According to a source, Blackstone has not experienced a return multiple below six times in any of its recent exits in the energy industry, including investments in petroleum refiner Premcor, mining outfit Foundation Coal and most recently Texas Genco, a wholesale power generation company that was sold earlier this week to NRG Energy.
Blackstone and management will hold an 80 percent stake in the business, while Reservoir’s stake will be reduced to 20 percent.
Blackstone was chosen to lead the investment in part because of the firm’s ability to keep up with Sithe’s growing capital needs. According to a press release, the investors expect to invest over $500 million (€414 million) into the company, capital that will go toward the development and construction of new generation facilities.
Sithe already has a number of development projects in the works, including coal-fired projects in New Mexico, Nevada and Pennsylvania and a natural gas-fired facility that is being built in Toronto. The company also has plans to build new facilities in Italy, Uganda, and Yemen.
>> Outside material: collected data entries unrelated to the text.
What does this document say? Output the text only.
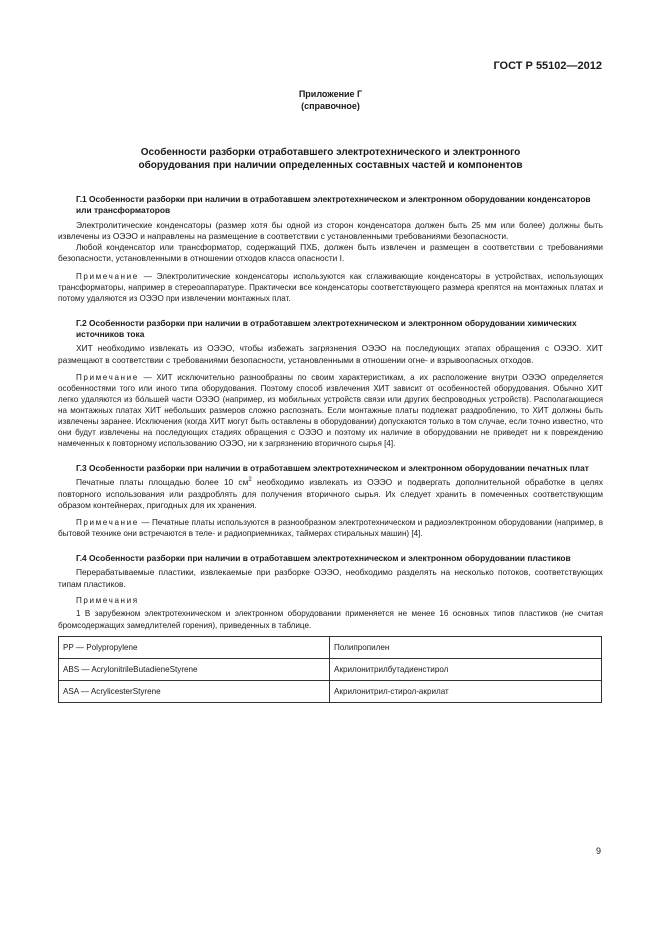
ГОСТ Р 55102—2012

Приложение Г

(справочное)

Особенности разборки отработавшего электротехнического и электронного
оборудования при наличии определенных составных частей и компонентов

Г.1 Особенности разборки при наличии в отработавшем электротехническом и электронном оборудовании конденсаторов или трансформаторов

Электролитические конденсаторы (размер хотя бы одной из сторон конденсатора должен быть 25 мм или более) должны быть извлечены из ОЭЭО и направлены на размещение в соответствии с установленными требованиями безопасности.

Любой конденсатор или трансформатор, содержащий ПХБ, должен быть извлечен и размещен в соответствии с требованиями безопасности, установленными в отношении отходов класса опасности I.

Примечание — Электролитические конденсаторы используются как сглаживающие конденсаторы в устройствах, использующих трансформаторы, например в стереоаппаратуре. Практически все конденсаторы соответствующего размера крепятся на монтажных платах и потому удаляются из ОЭЭО при извлечении монтажных плат.

Г.2 Особенности разборки при наличии в отработавшем электротехническом и электронном оборудовании химических источников тока

ХИТ необходимо извлекать из ОЭЭО, чтобы избежать загрязнения ОЭЭО на последующих этапах обращения с ОЭЭО. ХИТ размещают в соответствии с требованиями безопасности, установленными в отношении огне- и взрывоопасных отходов.

Примечание — ХИТ исключительно разнообразны по своим характеристикам, а их расположение внутри ОЭЭО определяется особенностями того или иного типа оборудования. Поэтому способ извлечения ХИТ зависит от особенностей оборудования. Обычно ХИТ легко удаляются из бóльшей части ОЭЭО (например, из мобильных устройств связи или других беспроводных устройств). Располагающиеся на монтажных платах ХИТ небольших размеров сложно распознать. Если монтажные платы подлежат раздроблению, то ХИТ должны быть извлечены заранее. Исключения (когда ХИТ могут быть оставлены в оборудовании) допускаются только в том случае, если точно известно, что они будут извлечены на последующих стадиях обращения с ОЭЭО и поэтому их наличие в оборудовании не приведет ни к повреждению намеченных к повторному использованию ОЭЭО, ни к загрязнению вторичного сырья [4].

Г.3 Особенности разборки при наличии в отработавшем электротехническом и электронном оборудовании печатных плат

Печатные платы площадью более 10 $см^2$ необходимо извлекать из ОЭЭО и подвергать дополнительной обработке в целях повторного использования или раздроблять для получения вторичного сырья. Их следует хранить в помеченных соответствующим образом контейнерах, пригодных для их хранения.

Примечание — Печатные платы используются в разнообразном электротехническом и радиоэлектронном оборудовании (например, в бытовой технике они встречаются в теле- и радиоприемниках, таймерах стиральных машин) [4].

Г.4 Особенности разборки при наличии в отработавшем электротехническом и электронном оборудовании пластиков

Перерабатываемые пластики, извлекаемые при разборке ОЭЭО, необходимо разделять на несколько потоков, соответствующих типам пластиков.

Примечания

1 В зарубежном электротехническом и электронном оборудовании применяется не менее 16 основных типов пластиков (не считая бромсодержащих замедлителей горения), приведенных в таблице.

PP — Polypropylene	Полипропилен
ABS — AcrylonitrileButadieneStyrene	Акрилонитрилбутадиенстирол
ASA — AcrylicesterStyrene	Акрилонитрил-стирол-акрилат
9
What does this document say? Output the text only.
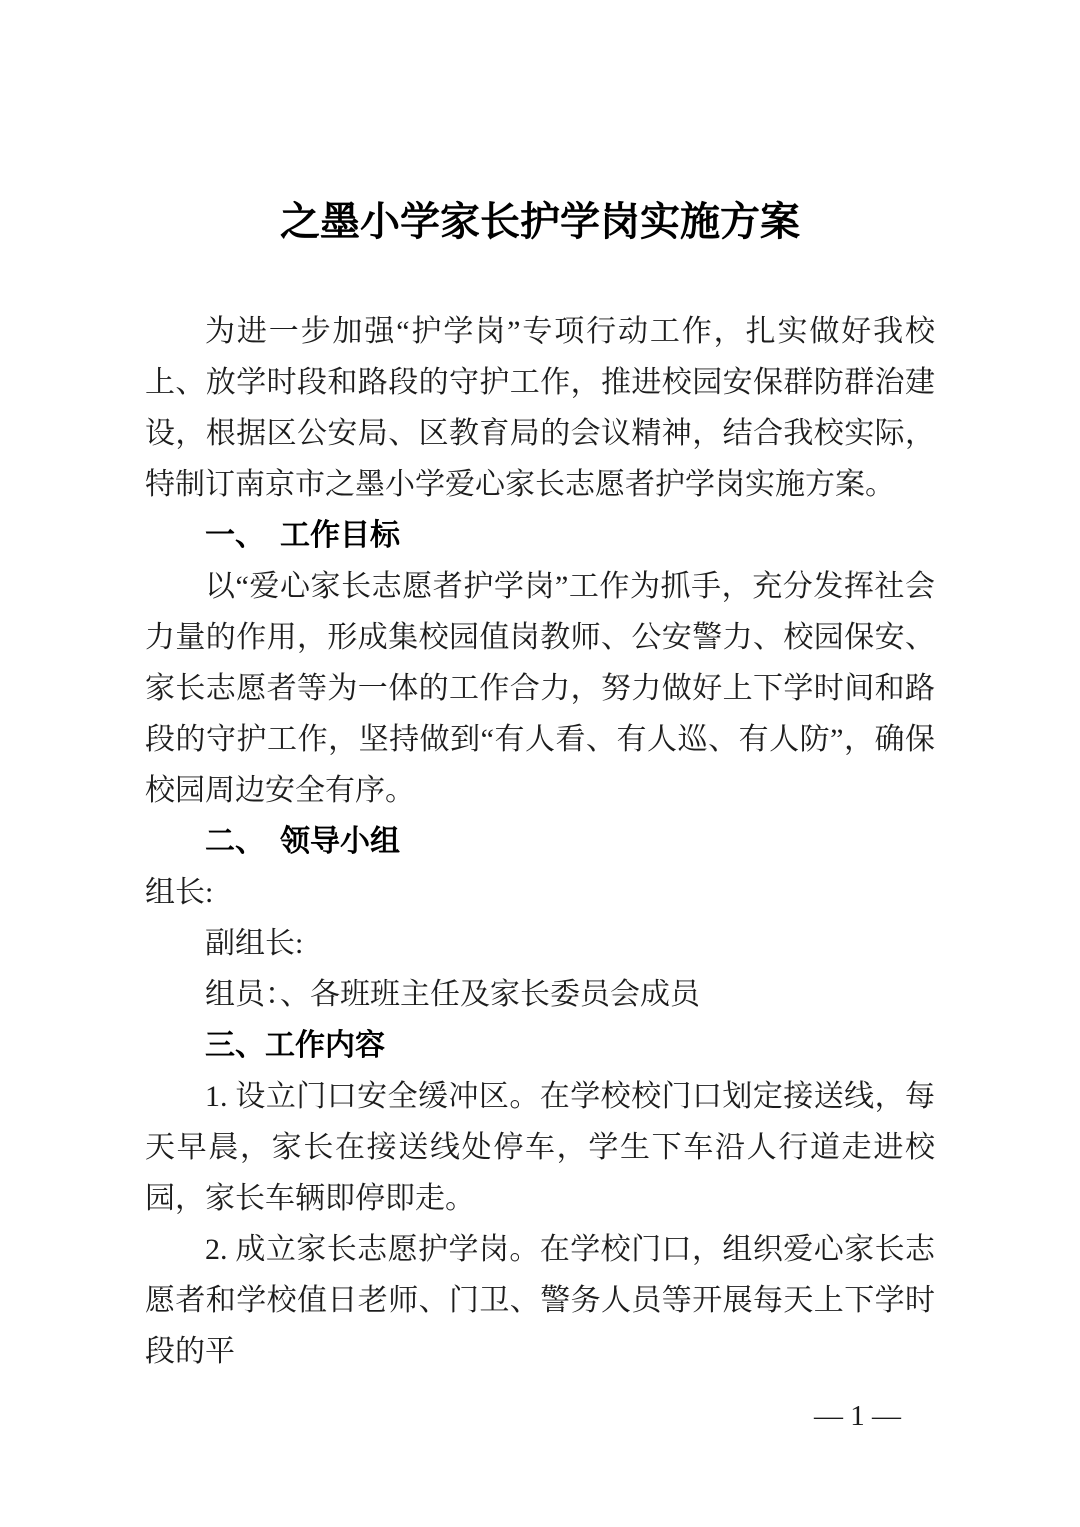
之墨小学家长护学岗实施方案

为进一步加强“护学岗”专项行动工作，扎实做好我校上、放学时段和路段的守护工作，推进校园安保群防群治建设，根据区公安局、区教育局的会议精神，结合我校实际，特制订南京市之墨小学爱心家长志愿者护学岗实施方案。

一、　工作目标

以“爱心家长志愿者护学岗”工作为抓手，充分发挥社会力量的作用，形成集校园值岗教师、公安警力、校园保安、家长志愿者等为一体的工作合力，努力做好上下学时间和路段的守护工作，坚持做到“有人看、有人巡、有人防”，确保校园周边安全有序。

二、　领导小组

组长:

副组长:

组员：、各班班主任及家长委员会成员

三、工作内容

1. 设立门口安全缓冲区。在学校校门口划定接送线，每天早晨，家长在接送线处停车，学生下车沿人行道走进校园，家长车辆即停即走。

2. 成立家长志愿护学岗。在学校门口，组织爱心家长志愿者和学校值日老师、门卫、警务人员等开展每天上下学时段的平

— 1 —
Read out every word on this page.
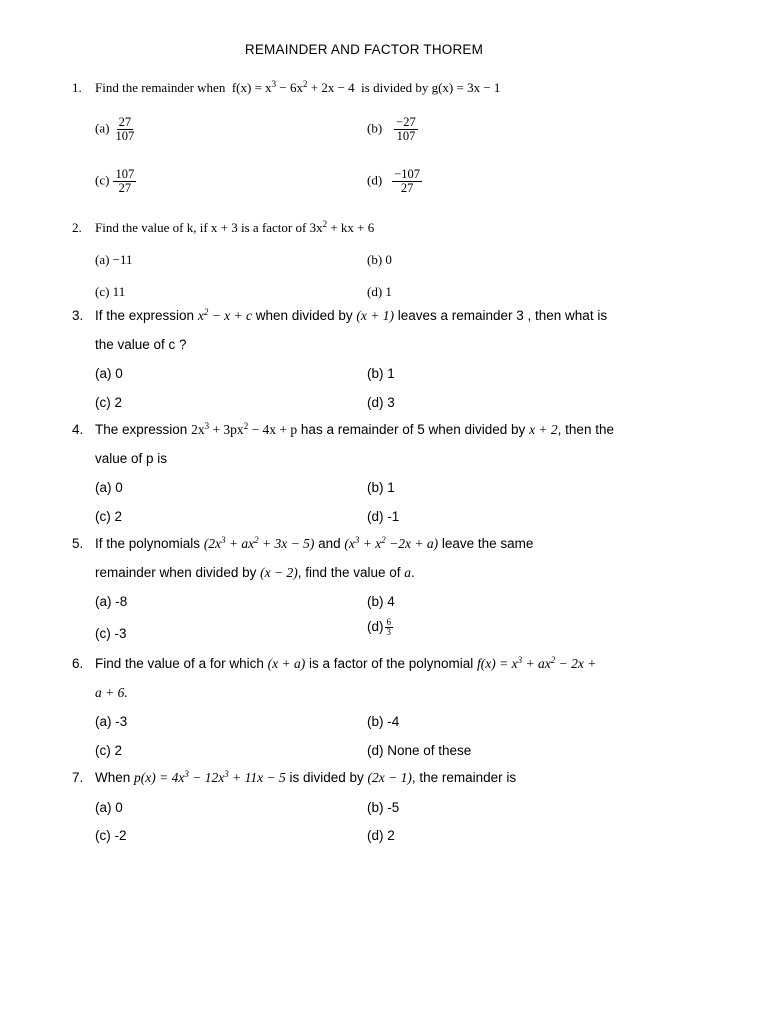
REMAINDER AND FACTOR THOREM
1. Find the remainder when $f(x) = x^3 - 6x^2 + 2x - 4$ is divided by g(x) = 3x − 1
$(a) \frac{27}{107}$	$(b) \frac{-27}{107}$
$(c) \frac{107}{27}$	$(d) \frac{-107}{27}$
2. Find the value of k, if x + 3 is a factor of $3x^2$ + kx + 6
(a) −11	(b) 0
(c) 11	(d) 1
3. If the expression $x^2 - x + c$ when divided by (x + 1) leaves a remainder 3 , then what is
the value of c ?
(a) 0	(b) 1
(c) 2	(d) 3
4. The expression $2x^3 + 3px^2 - 4x + p$ has a remainder of 5 when divided by x + 2, then the
value of p is
(a) 0	(b) 1
(c) 2	(d) -1
5. If the polynomials $(2x^3 + ax^2 + 3x - 5)$ and $(x^3 + x^2 -2x + a)$ leave the same
remainder when divided by (x − 2), find the value of a.
(a) -8	(b) 4
(c) -3	$(d) \frac{6}{3}$
6. Find the value of a for which (x + a) is a factor of the polynomial $f(x) = x^3 + ax^2 - 2x$ +
a + 6.
(a) -3	(b) -4
(c) 2	(d) None of these
7. When $p(x) = 4x^3 - 12x^3 + 11x - 5$ is divided by (2x − 1), the remainder is
(a) 0	(b) -5
(c) -2	(d) 2
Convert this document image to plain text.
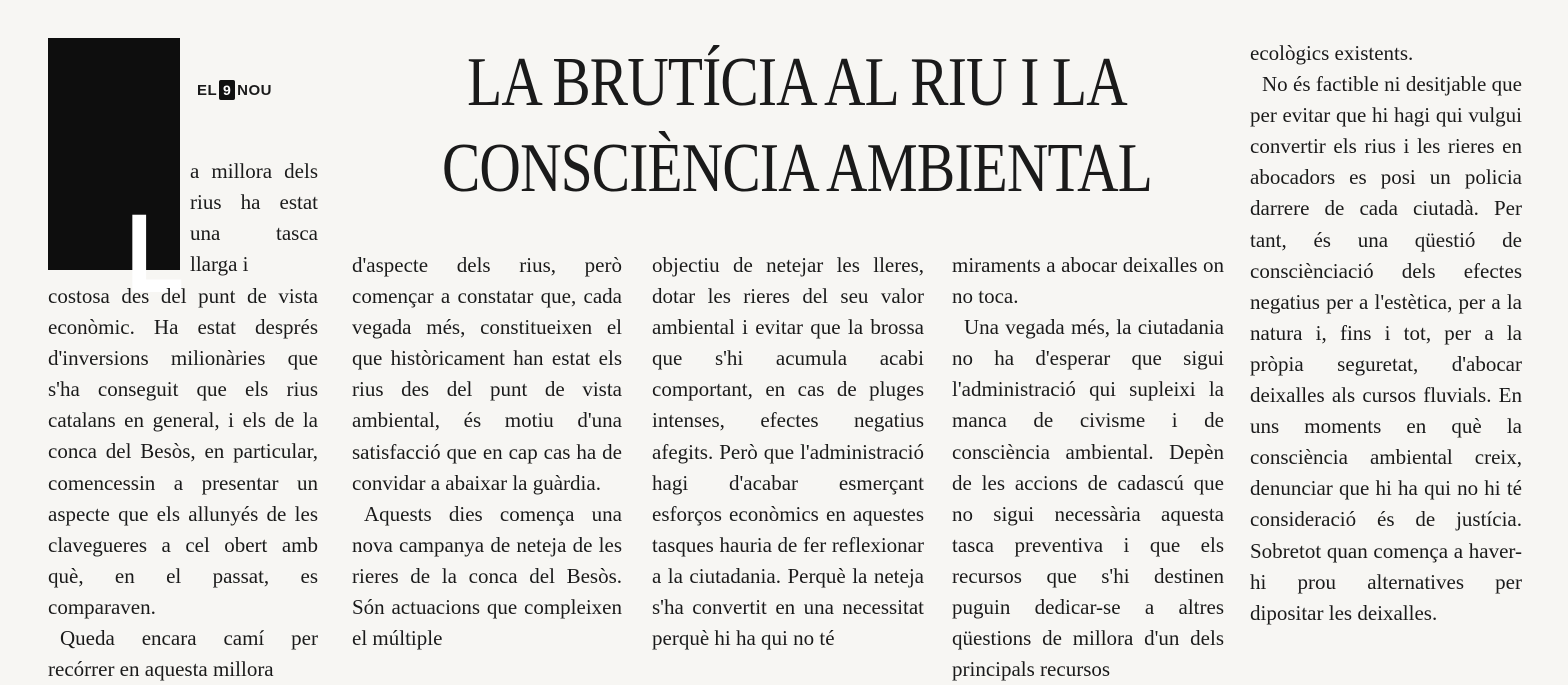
L
EL 9 NOU	LA BRUTÍCIA AL RIU I LA
CONSCIÈNCIA AMBIENTAL

a millora dels rius ha estat una tasca llarga i

costosa des del punt de vista econòmic. Ha estat després d'inversions milionàries que s'ha conseguit que els rius catalans en general, i els de la conca del Besòs, en particular, comencessin a presentar un aspecte que els allunyés de les clavegueres a cel obert amb què, en el passat, es comparaven.

Queda encara camí per recórrer en aquesta millora

d'aspecte dels rius, però començar a constatar que, cada vegada més, constitueixen el que històricament han estat els rius des del punt de vista ambiental, és motiu d'una satisfacció que en cap cas ha de convidar a abaixar la guàrdia.

Aquests dies comença una nova campanya de neteja de les rieres de la conca del Besòs. Són actuacions que compleixen el múltiple

objectiu de netejar les lleres, dotar les rieres del seu valor ambiental i evitar que la brossa que s'hi acumula acabi comportant, en cas de pluges intenses, efectes negatius afegits. Però que l'administració hagi d'acabar esmerçant esforços econòmics en aquestes tasques hauria de fer reflexionar a la ciutadania. Perquè la neteja s'ha convertit en una necessitat perquè hi ha qui no té

miraments a abocar deixalles on no toca.

Una vegada més, la ciutadania no ha d'esperar que sigui l'administració qui supleixi la manca de civisme i de consciència ambiental. Depèn de les accions de cadascú que no sigui necessària aquesta tasca preventiva i que els recursos que s'hi destinen puguin dedicar-se a altres qüestions de millora d'un dels principals recursos

ecològics existents.

No és factible ni desitjable que per evitar que hi hagi qui vulgui convertir els rius i les rieres en abocadors es posi un policia darrere de cada ciutadà. Per tant, és una qüestió de consciènciació dels efectes negatius per a l'estètica, per a la natura i, fins i tot, per a la pròpia seguretat, d'abocar deixalles als cursos fluvials. En uns moments en què la consciència ambiental creix, denunciar que hi ha qui no hi té consideració és de justícia. Sobretot quan comença a haver-hi prou alternatives per dipositar les deixalles.
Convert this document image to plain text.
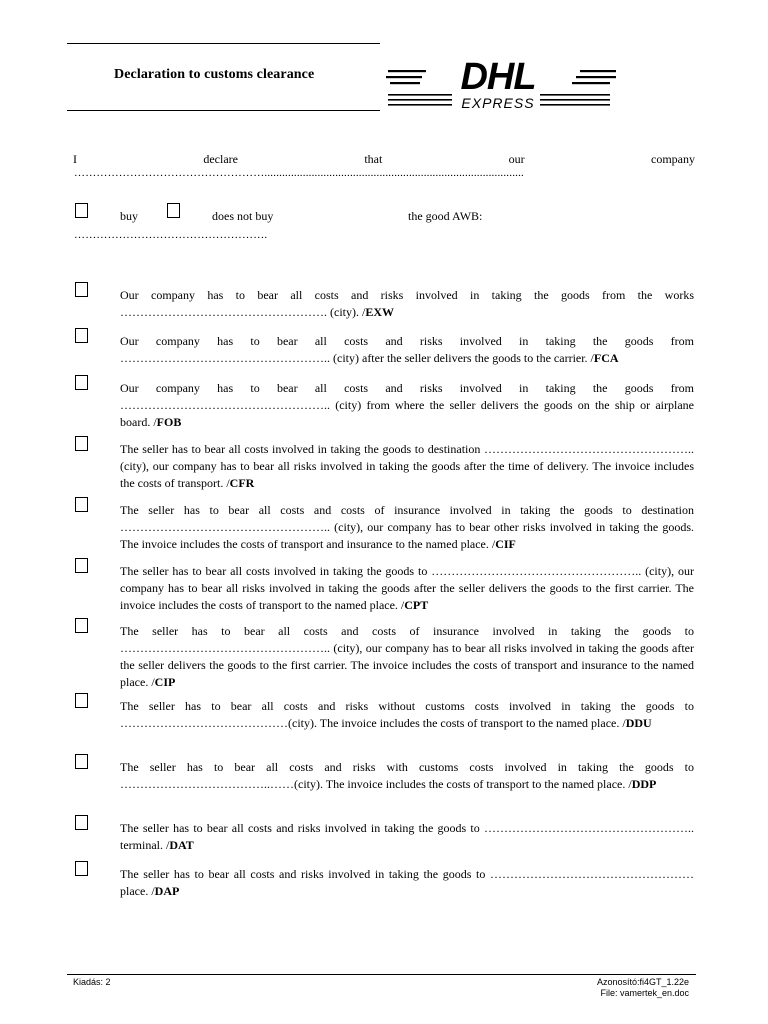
Declaration to customs clearance	DHL
EXPRESS
I	declare	that	our	company
……………………………………………........................................................................................
buy	does not buy	the good AWB:
…………………………………………….
Our company has to bear all costs and risks involved in taking the goods from the works ……………………………………………. (city). /EXW
Our company has to bear all costs and risks involved in taking the goods from …………………………………………….. (city) after the seller delivers the goods to the carrier. /FCA
Our company has to bear all costs and risks involved in taking the goods from …………………………………………….. (city) from where the seller delivers the goods on the ship or airplane board. /FOB
The seller has to bear all costs involved in taking the goods to destination …………………………………………….. (city), our company has to bear all risks involved in taking the goods after the time of delivery. The invoice includes the costs of transport. /CFR
The seller has to bear all costs and costs of insurance involved in taking the goods to destination …………………………………………….. (city), our company has to bear other risks involved in taking the goods. The invoice includes the costs of transport and insurance to the named place. /CIF
The seller has to bear all costs involved in taking the goods to …………………………………………….. (city), our company has to bear all risks involved in taking the goods after the seller delivers the goods to the first carrier. The invoice includes the costs of transport to the named place. /CPT
The seller has to bear all costs and costs of insurance involved in taking the goods to …………………………………………….. (city), our company has to bear all risks involved in taking the goods after the seller delivers the goods to the first carrier. The invoice includes the costs of transport and insurance to the named place. /CIP
The seller has to bear all costs and risks without customs costs involved in taking the goods to ……………………………………(city). The invoice includes the costs of transport to the named place. /DDU
The seller has to bear all costs and risks with customs costs involved in taking the goods to ………………………………..……(city). The invoice includes the costs of transport to the named place. /DDP
The seller has to bear all costs and risks involved in taking the goods to …………………………………………….. terminal. /DAT
The seller has to bear all costs and risks involved in taking the goods to …………………………………………… place. /DAP
Kiadás: 2	Azonosító:fi4GT_1.22e
File: vamertek_en.doc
Speaking to the market opportunity, Blackstone senior managing director David Foley told PEO that Sithe sees its calling in providing differentiated services to each individual market. “There’s been an overall recognition that this is not a nationwide industry. There are imperfections and irregularities in each individual area and region,” he said.
The company, in the press release, indicated that it is specifically targeting areas confronting capacity shortfalls. To cater to that, Sithe needs to build out its facilities, and Blackstone was drawn to the company because it has already made significant headway in doing so.
“They’ve been working on some of these projects for years now,” Foley said. “This isn’t the normal lead time that occurs when you’re building the projects from scratch.”